Tender Hearts and Cruel Administrators at Cornell

At Cornell, the Student Assembly passed a resolution calling for professors to issue trigger warnings, but the University President immediately rejected it as an infringement of academic freedom. (NY Times) It's just another round of an ongoing academic rumble but some things about it got me thinking.

It isn't that I have some kind of violent aversion to trigger warnings. I used to teach narratives of the massacres of Jews in the Rhineland around the time of the First Crusade, and I always warned my students that they were disturbing documents. Whenever Holocaust survivors have spoken on campuses where I was teaching I always encouraged students to attend, but I warned them that the experience might be brutal. But I have two issues with the Student Assembly resoution.

First, the resolution defined traumatic content as "anything that might be graphic, violent or tends to incite traumatic memories for individuals that have been affected." I suggest that a close synonym for that phrase might be "history." I don't see how you can teach history without constantly refering to things that are violent and might stir up traumatic memories. The example given to the Cornell Daily Sun was a photograph of police officer Derek Chauvin kneeling on George Floyd’s neck. Which, ok, is pretty graphic, but if I were teaching a course about politics and social media (which this was) I might do something like that just to make the point about the power of brutal images. But honestly I have taught topics a million times more horrible than the death of George Floyd: the Holocaust, the atomic bombings of Japan, the Atlantic slave trade, the brute facts of existence in worlds where most people were poor peasants beaten by their overlords and nothing ever changed.

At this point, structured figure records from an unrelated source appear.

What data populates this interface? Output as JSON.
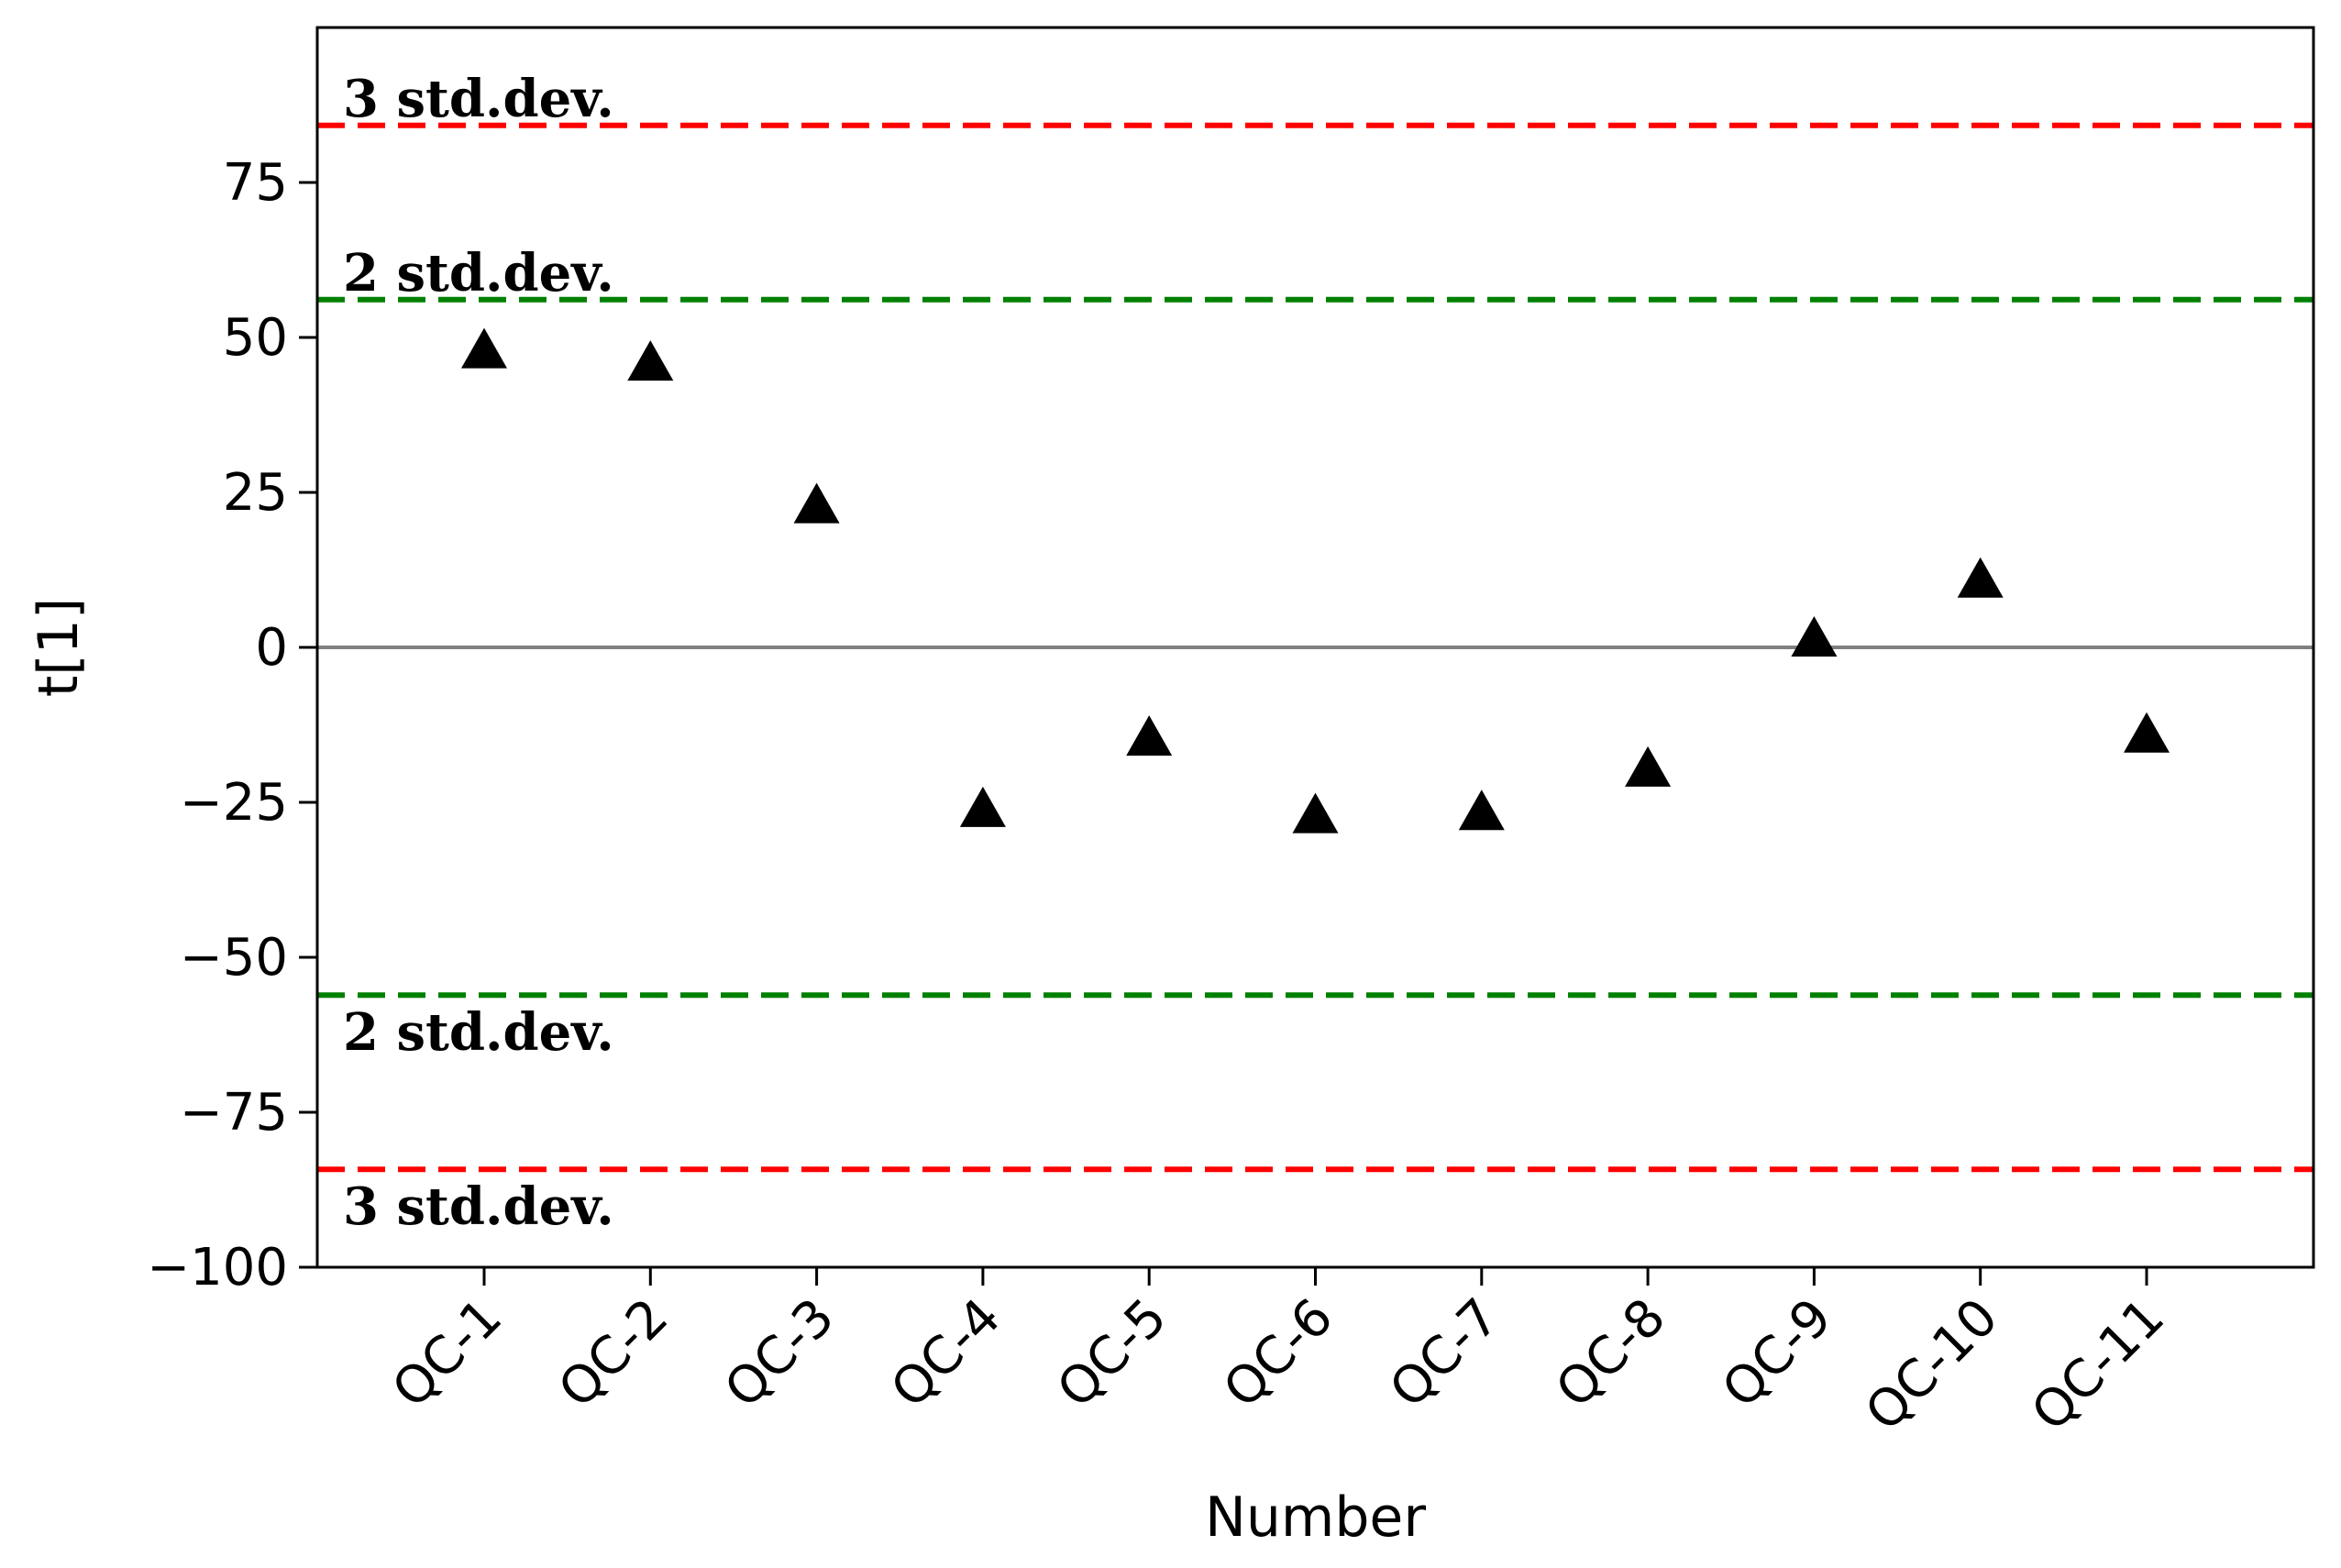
{
  "chart_data": {
    "type": "scatter",
    "categories": [
      "QC-1",
      "QC-2",
      "QC-3",
      "QC-4",
      "QC-5",
      "QC-6",
      "QC-7",
      "QC-8",
      "QC-9",
      "QC-10",
      "QC-11"
    ],
    "series": [
      {
        "values": [
          47.5,
          45.5,
          22.5,
          -26.5,
          -15,
          -27.5,
          -27,
          -20,
          1,
          10.5,
          -14.5
        ],
        "marker": "triangle",
        "color": "#000000"
      }
    ],
    "title": "",
    "xlabel": "Number",
    "ylabel": "t[1]",
    "ylim": [
      -100,
      100
    ],
    "yticks": [
      {
        "value": 75,
        "label": "75"
      },
      {
        "value": 50,
        "label": "50"
      },
      {
        "value": 25,
        "label": "25"
      },
      {
        "value": 0,
        "label": "0"
      },
      {
        "value": -25,
        "label": "−25"
      },
      {
        "value": -50,
        "label": "−50"
      },
      {
        "value": -75,
        "label": "−75"
      },
      {
        "value": -100,
        "label": "−100"
      }
    ],
    "reference_lines": [
      {
        "value": 84.2,
        "label": "3 std.dev.",
        "color": "#ff0000",
        "style": "dashed",
        "label_position": "above"
      },
      {
        "value": 56.1,
        "label": "2 std.dev.",
        "color": "#008000",
        "style": "dashed",
        "label_position": "above"
      },
      {
        "value": 0,
        "label": "",
        "color": "#808080",
        "style": "solid",
        "label_position": "none"
      },
      {
        "value": -56.1,
        "label": "2 std.dev.",
        "color": "#008000",
        "style": "dashed",
        "label_position": "below"
      },
      {
        "value": -84.2,
        "label": "3 std.dev.",
        "color": "#ff0000",
        "style": "dashed",
        "label_position": "below"
      }
    ],
    "grid": false,
    "xtick_rotation": 45
  }
}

Second, the resolution "would make sure that students can opt out of exposure to such content without being penalized." Sorry, no. If I'm teaching 20th-century history, you can't opt out of trench warfare or the Holocaust or the atomic bombs or the My Lai massacre. If you can't face the horror, you just can't study history.

Sadly I have a sense that for many young people this is true. They don't see any redeeming qualities in the past that would make it worth their while to endure the undeniable horrors, so they are turning away from the past altogether. Wokeness is not really leading to a surge of interest in topics like slavery or colonialism; instead it mostly inspires people to cut loose from history altogether.

1 comment:

David said...

Yeah, I thought that idea that students could "opt out" of an assignment went way, way, WAY too far. Especially appalling was the idea that it would be okay to "opt out" if the student "made up" the assignment with other work--as though topics for learning were purely fungible, and the goal of the course were really time spent at labor, rather than things learned.

I agree teaching history would be impossible with a provision like this. And not just history--even many of the pre-professional courses that are eclipsing the humanities would be affected. How could you teach psychology? Social rehab? Could students in marketing opt out of doing presentations? Could those in economics avoid studying unemployment ("my dad lost his job, and he started drinking . . .")?